First edition, large paper issue, number 41 of 250 copies on mould made paper. AUthor's presentation copy, inscribed by Waugh to Graham Greene under the limitation statement, "Mr Graham Greene's copy", signed by author and illustrator. Original olive buckram with gilt lettering on the spine. Top edge gilt, all others uncut. Housed in a green chemise and quarter morocco slipcase. Title page in black and sepia. Decorative initials and seven full page woodcuts in sepia by Stuart Boyle. A near fine copy with minor bumping to the spine ends.
An exceptional association copy between two of the greatest writers of the twentieth century. Waugh and Greene were contemporaries at Oxford though not friends at the time. They became acquainted around 1937 when Greene was editor of Night and Day and Waugh a contributor. Although of differing social and political outlooks, they became ardent admirers of one another's work. Of The Heart of The Matter, published shortly after this inscription, Waugh, normally a waspish reviewer wrote, "...of Mr Graham Greene alone among contemporary writers one can say without affectation that his breaking silence with a new serious novel is a literary event... [He] is a story-teller of genius."

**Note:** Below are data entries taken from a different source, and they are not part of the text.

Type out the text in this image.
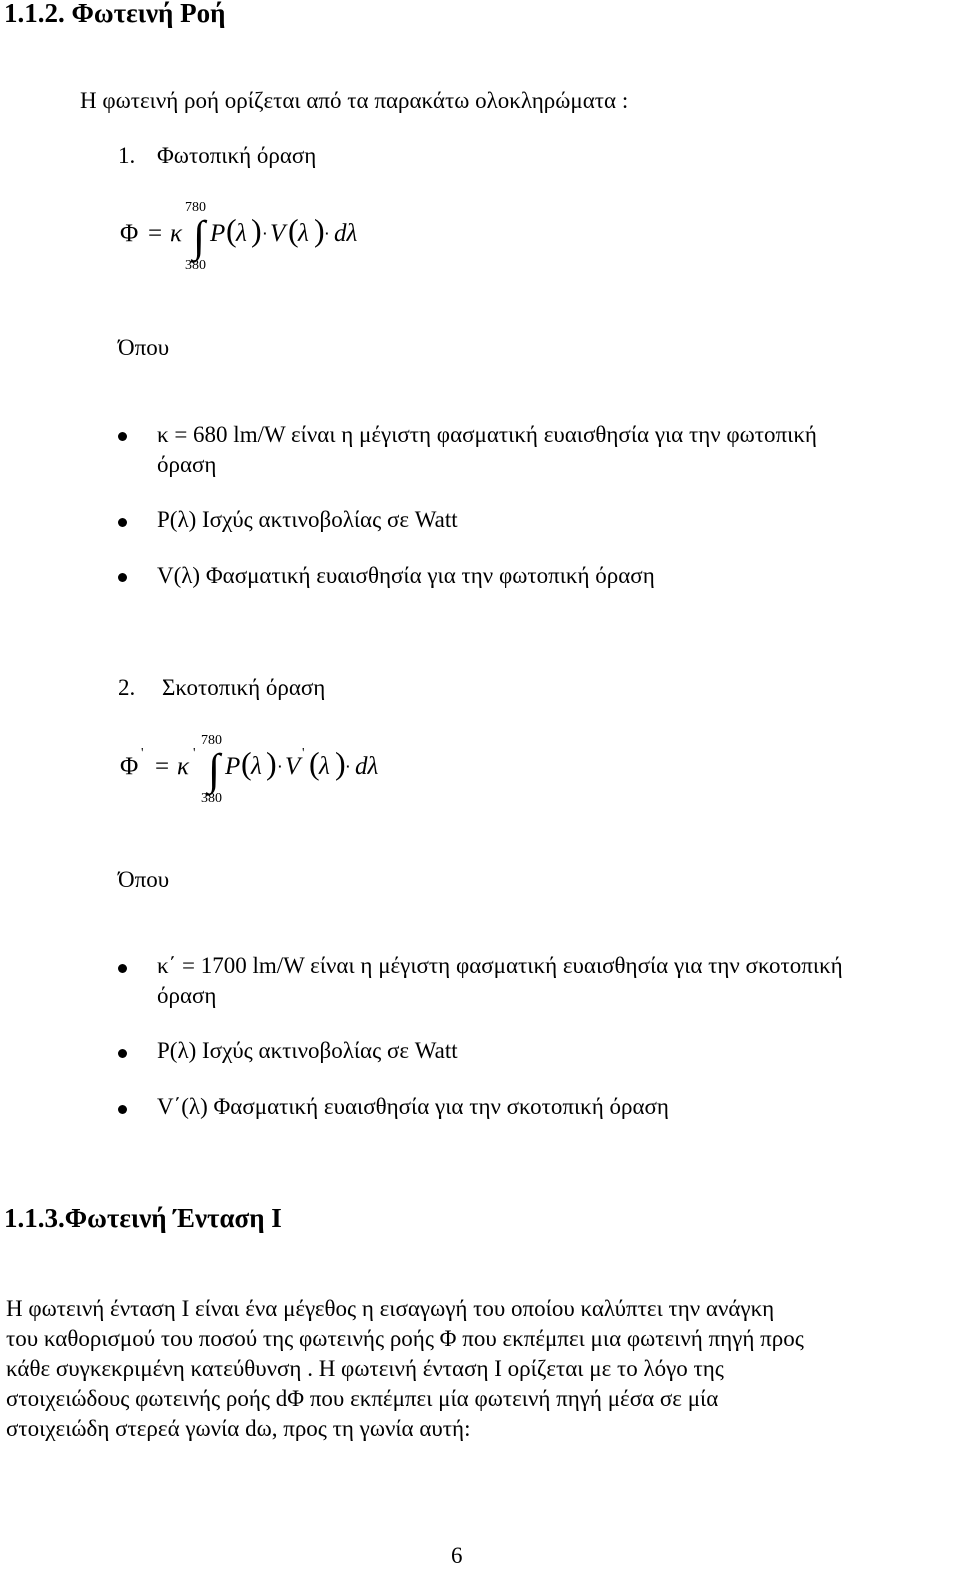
1.1.2. Φωτεινή Ροή
Η φωτεινή ροή ορίζεται από τα παρακάτω ολοκληρώματα :
1. Φωτοπική όραση
Φ = κ
780
∫
380
P ( λ ) ⋅ V ( λ ) ⋅ dλ
Όπου
κ = 680 lm/W είναι η μέγιστη φασματική ευαισθησία για την φωτοπική
όραση
P(λ) Ισχύς ακτινοβολίας σε Watt
V(λ) Φασματική ευαισθησία για την φωτοπική όραση
2. Σκοτοπική όραση
Φ ' = κ '
780
∫
380
P ( λ ) ⋅ V ' ( λ ) ⋅ dλ
Όπου
κ΄ = 1700 lm/W είναι η μέγιστη φασματική ευαισθησία για την σκοτοπική
όραση
P(λ) Ισχύς ακτινοβολίας σε Watt
V΄(λ) Φασματική ευαισθησία για την σκοτοπική όραση
1.1.3.Φωτεινή Ένταση Ι
Η φωτεινή ένταση Ι είναι ένα μέγεθος η εισαγωγή του οποίου καλύπτει την ανάγκη
του καθορισμού του ποσού της φωτεινής ροής Φ που εκπέμπει μια φωτεινή πηγή προς
κάθε συγκεκριμένη κατεύθυνση . Η φωτεινή ένταση Ι ορίζεται με το λόγο της
στοιχειώδους φωτεινής ροής dΦ που εκπέμπει μία φωτεινή πηγή μέσα σε μία
στοιχειώδη στερεά γωνία dω, προς τη γωνία αυτή:
6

Both were late converts to Catholicism and both viewed their faith from different standpoints. Eventually mutual admiration grew to mutual affection. Greene wrote, shortly after Waugh's death in 1966,
"But those who have built Evelyn up as a sort of sacred monster have left out the other side: they have ignored the man who gave up from work which was essential to him to stay with the dying and no longer amusing Ronald Knox in the kind of hotel and the kind of resort he hated, who attended the deathbed of his friend Alfred Duggan and against all obstacles brought him the help he needed. When I come to die, I shall wish he [Waugh] were beside me, for he would give me no easy comfort. Our politics were a hundred miles apart and he regarded my Catholicism as heretical. What indeed had made us friends? He wrote to me in October 1952, 'I am just completing my forty-ninth year. You are just beginning yours. It is the grand climacteric which sets the course of the rest of one's life, I am told. It has been a year of lost friends for me. Not by death but by wear and tear. Our friendship started rather late. Pray God it lasts.' It did." (The Ways of Escape)
Waugh's satirical take on American society, the British ex-pat community, and the film industry. In a letter to Randolph Churchill, Waugh wrote, "Give my love to any friends you see in USA. There will be none after the publication of The Loved One."
PROVENANCE: Graham Greene (1904-1991, presentation inscription from the author).